Restricting travel, both inside and outside Hawaii, restricting social interactions, wearing face covers and paying special attention to hand hygiene will allow the state to “turn the corner” in a matter of weeks, assured Ige.
But asking residents to volunteer to shoulder the burden of COVID restrictions, a strategy this government has been addressing in recent weeks, does not seem to be working. At all.
The numbers for the corona virus continue to rise. As of Monday, the 14-day average in Hawaii is 671 new cases daily, with a worrying test-positive rate of 8.3%. Just a few weeks ago, one day would have broken the state’s pandemic record with 671 reported cases.
According to DOH director Dr. Elizabeth Char raised. And as the numbers have risen, hospital resources have all but disappeared, swallowed up in the toll the pandemic has taken mainly on Hawaii’s unvaccinated population.
As of Sunday, 392 people had been hospitalized for a COVID infection. In total, only 49 of these, or 12.5%, were breakthrough cases with vaccinated people. Since the pandemic began, 564 deaths related to COVID have been reported on all islands. Char said only three of them involved fully vaccinated patients.
“Our hospitals are busy. Our intensive care units are full, ”said Ige on Monday. “We initiate top-up plans in every facility.”
While additional health workers have arrived in the Hawaiian Islands from the mainland last week, there is an undefined breaking point where health facilities will simply no longer be able to meet demand.
Additional nurses arrive in the Hawaiian Islands amid the COVID-19 surge. Courtesy photo.
The state’s top backup plan is to retrofit a large space like a convention center to accommodate additional patients. The challenge, Ige said, is that the Delta variant is on the rise in every single state across the country. He does not believe that the federal government could and / or would fund the cost of expanding health services to the extent necessary to make this plan a reality, including hiring key health workers that Hawaii cannot produce or fund.
State health and government officials say they hope higher vaccination rates will make the need for massive health care expansion a moot point. That hope was reinforced on Monday when the US Food and Drug Administration (FDA) granted the Pfizer vaccine full approval for use in people aged 16 and over. Ige and Char said the decision could encourage some of the unvaccinated Hawaiian population currently on the fence about vaccination to get the shots.
Nearly 1 million residents in the Hawaiian Islands are either fully vaccinated or have started the vaccination process, representing 70.3% of the total population.
The FDA’s decision on the Pfizer vaccine – which, like Moderna and Johnson & Johnson vaccines, was previously operated under an emergency license – has opened the door to vaccination regulations for companies. Such a mandate already exists for state and county employees in Hawaii who are required to either provide evidence of vaccination or undergo a weekly test, often at their own expense. The University of Hawaii issued its own mandate on Monday. The Associated Press reported that the Pentagon will order more than 1 million US soldiers to receive the shots as well.

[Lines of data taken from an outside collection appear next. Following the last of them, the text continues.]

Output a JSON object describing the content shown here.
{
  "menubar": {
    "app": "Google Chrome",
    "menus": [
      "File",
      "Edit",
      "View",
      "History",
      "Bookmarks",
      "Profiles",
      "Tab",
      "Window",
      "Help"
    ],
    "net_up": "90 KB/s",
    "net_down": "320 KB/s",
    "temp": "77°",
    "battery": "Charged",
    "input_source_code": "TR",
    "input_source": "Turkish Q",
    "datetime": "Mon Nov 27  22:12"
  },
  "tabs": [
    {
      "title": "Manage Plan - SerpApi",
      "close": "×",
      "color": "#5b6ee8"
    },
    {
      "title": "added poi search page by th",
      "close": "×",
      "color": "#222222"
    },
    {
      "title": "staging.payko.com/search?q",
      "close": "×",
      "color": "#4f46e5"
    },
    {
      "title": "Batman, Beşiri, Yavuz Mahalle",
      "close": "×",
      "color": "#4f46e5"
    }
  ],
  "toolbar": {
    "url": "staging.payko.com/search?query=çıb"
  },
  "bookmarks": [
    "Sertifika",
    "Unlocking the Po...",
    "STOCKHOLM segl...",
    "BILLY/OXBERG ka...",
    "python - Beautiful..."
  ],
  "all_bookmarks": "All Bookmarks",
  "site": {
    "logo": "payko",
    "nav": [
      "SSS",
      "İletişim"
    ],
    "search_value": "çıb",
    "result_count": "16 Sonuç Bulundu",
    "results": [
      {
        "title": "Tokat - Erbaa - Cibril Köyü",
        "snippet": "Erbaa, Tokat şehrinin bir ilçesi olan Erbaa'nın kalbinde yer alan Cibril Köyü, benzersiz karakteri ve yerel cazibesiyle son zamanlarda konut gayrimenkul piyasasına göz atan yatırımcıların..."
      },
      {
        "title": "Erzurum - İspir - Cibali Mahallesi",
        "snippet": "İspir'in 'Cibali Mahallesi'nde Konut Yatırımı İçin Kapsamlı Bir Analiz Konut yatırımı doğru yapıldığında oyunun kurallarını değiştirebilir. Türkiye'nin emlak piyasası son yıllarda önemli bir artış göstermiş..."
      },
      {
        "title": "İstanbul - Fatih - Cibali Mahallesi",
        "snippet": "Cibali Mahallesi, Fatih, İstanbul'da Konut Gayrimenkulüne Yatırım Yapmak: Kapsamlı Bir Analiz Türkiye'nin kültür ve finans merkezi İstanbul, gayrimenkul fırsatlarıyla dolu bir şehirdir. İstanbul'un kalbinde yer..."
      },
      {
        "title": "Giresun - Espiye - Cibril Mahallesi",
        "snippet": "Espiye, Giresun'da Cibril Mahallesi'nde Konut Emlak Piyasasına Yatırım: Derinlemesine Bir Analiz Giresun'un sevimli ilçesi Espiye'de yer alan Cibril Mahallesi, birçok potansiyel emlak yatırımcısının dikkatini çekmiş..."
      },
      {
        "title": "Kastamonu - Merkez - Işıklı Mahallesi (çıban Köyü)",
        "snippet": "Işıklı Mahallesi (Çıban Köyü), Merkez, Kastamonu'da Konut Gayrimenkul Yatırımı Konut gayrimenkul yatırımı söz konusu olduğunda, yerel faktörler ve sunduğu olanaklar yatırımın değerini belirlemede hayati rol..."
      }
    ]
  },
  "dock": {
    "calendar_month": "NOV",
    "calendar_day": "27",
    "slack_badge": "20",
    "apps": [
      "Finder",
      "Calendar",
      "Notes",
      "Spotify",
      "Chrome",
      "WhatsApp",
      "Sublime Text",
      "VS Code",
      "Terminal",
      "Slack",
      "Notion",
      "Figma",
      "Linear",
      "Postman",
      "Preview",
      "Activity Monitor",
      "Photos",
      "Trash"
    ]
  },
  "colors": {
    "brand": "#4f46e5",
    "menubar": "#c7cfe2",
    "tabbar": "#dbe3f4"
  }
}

Health passports, such as those issued in the cities of New York and San Francisco, are likely to become more common in the wake of the FDA declaration. Passes vary from place to place, but essentially require full or partial vaccination in order to participate in certain activities, e.g. B. for eating in the house.
Ige said his administration had discussions both internally and with the business community about introducing a health passport. Some entrepreneurs are interested but want a nationwide mandate as a token of solidarity and support, while others say they are on the verge of collapse and such a regime could lead to their closure.
In addition, many companies have difficulty recruiting full staff. Additional mandates could make these hiring efforts difficult, the governor said.